A dollar’s breakout would bring metals prices to lower levels. In fact, gold has failed to move above the important resistance at about 990 and might decline further in the coming days/weeks without a swing above 998. A dollar’s rise would intensify current gold’s short term downtrend. The important support at 900 is already on target, but the decline might extend further to 875/855, if 890 is overcome. Gold’s demand is drying up at current prices, especially in India, and people are delaying buying hoping for better deals. In addition, crude oil appears to be correcting further, especially if the support at 119.20 on the September futures contract is broken, and U.S. stock indexes are looking for a bottom.
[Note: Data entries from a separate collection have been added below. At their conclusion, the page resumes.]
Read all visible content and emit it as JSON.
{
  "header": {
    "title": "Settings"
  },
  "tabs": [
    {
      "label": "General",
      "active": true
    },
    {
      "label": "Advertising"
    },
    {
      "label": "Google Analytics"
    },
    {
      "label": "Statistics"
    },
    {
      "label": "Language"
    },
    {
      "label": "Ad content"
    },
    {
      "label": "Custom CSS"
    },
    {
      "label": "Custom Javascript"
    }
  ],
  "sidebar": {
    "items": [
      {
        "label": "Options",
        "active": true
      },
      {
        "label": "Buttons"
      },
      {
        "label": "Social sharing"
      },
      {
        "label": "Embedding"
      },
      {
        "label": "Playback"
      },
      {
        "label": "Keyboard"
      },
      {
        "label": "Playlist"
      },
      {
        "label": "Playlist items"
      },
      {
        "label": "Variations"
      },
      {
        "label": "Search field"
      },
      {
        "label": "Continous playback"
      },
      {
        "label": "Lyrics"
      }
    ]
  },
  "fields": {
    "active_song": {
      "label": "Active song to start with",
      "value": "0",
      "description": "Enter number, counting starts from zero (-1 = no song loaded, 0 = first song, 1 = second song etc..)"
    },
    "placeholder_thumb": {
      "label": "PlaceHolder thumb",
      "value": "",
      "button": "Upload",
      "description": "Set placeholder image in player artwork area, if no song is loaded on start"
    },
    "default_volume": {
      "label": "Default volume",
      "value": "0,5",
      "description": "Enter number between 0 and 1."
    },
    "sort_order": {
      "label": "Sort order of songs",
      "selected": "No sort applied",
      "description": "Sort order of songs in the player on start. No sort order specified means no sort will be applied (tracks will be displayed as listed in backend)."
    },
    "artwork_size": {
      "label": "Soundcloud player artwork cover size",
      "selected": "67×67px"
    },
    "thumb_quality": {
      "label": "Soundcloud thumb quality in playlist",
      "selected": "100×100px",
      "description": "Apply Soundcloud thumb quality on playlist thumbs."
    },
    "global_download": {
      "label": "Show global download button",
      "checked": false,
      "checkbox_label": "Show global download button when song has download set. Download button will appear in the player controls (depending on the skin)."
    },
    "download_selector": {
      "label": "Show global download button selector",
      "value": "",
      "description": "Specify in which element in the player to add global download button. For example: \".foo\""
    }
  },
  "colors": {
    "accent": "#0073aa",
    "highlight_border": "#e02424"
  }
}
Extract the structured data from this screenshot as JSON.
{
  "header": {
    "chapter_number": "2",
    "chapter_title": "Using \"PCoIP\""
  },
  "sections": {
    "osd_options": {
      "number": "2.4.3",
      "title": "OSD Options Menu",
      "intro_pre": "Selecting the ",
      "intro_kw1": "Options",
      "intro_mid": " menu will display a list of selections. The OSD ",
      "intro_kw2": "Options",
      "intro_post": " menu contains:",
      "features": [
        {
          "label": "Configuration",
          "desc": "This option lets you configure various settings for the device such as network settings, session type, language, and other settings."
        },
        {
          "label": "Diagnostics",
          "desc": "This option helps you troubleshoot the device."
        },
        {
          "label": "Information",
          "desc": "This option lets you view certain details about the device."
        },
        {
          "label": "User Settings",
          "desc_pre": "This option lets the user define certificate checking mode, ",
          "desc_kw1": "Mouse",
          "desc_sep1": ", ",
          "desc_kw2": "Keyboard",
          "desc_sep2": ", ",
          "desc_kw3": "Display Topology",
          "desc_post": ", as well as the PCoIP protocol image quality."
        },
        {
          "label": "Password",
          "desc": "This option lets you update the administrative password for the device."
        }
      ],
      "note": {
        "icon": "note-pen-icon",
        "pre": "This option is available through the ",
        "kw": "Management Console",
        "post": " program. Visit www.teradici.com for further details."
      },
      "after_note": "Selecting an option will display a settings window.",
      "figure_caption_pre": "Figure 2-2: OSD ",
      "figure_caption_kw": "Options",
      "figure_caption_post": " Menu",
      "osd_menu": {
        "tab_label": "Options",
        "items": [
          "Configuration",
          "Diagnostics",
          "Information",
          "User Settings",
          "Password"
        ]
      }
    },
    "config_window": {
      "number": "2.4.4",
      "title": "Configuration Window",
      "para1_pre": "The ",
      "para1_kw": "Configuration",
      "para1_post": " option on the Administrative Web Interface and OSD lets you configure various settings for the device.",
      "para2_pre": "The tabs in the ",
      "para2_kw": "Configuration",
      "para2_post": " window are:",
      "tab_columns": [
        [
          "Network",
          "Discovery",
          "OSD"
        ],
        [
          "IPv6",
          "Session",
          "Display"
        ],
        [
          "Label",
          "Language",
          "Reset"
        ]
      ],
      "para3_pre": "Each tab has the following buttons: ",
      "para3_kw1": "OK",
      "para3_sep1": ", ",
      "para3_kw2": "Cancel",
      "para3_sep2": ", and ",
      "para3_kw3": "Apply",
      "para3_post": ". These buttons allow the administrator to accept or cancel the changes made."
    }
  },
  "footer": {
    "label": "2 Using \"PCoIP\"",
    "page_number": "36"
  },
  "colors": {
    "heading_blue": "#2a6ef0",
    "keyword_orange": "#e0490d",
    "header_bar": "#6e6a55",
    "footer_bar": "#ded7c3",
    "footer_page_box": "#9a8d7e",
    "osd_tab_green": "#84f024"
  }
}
Nevertheless, the long term trend for the precious metal stays strongly bullish and new highs will be discovered in the next weeks/months.

In effect, there are no miraculous solutions for the U.S. economy, although some light is passing through a cloudy sky. In June, as an example, new home sales fell 0.6%. Inventories declined to 10.0 months of supply from 10.4 months and median prices increased 1.4% month on month, but still 2.0% below the level of one year ago. In addition, the final University of Michigan consumer sentiment index printed 61.2 in July from 56.6. Current and future conditions both rose. The first to 73.1 from 69.5 and the second to 53.5 from 48.3. Lastly, durable good new orders moved up 0.8% in June (-0.3% expected).
Despite some positive numbers, the worst is not over yet. Downside risk to growth remains elevated, unemployment is increasing and household wealth is shrinking in the U.S. Credit cards have helped consumers to find liquidity (credit card usage is about 8% from 2%-3%) thus far, but the trend could not last for long with banks becoming more demanding on credit card standards. In addition, home vacancies touched a record high in the first part of 2008, while foreclosures doubled year on year. Housing numbers are swinging from month to month and this pattern should continue until a concrete rebound will take place. Nonetheless, housing down trend is entering into a crucial period, since many levels of support are converging and they could all meet between the end of this year and the first months of 2009.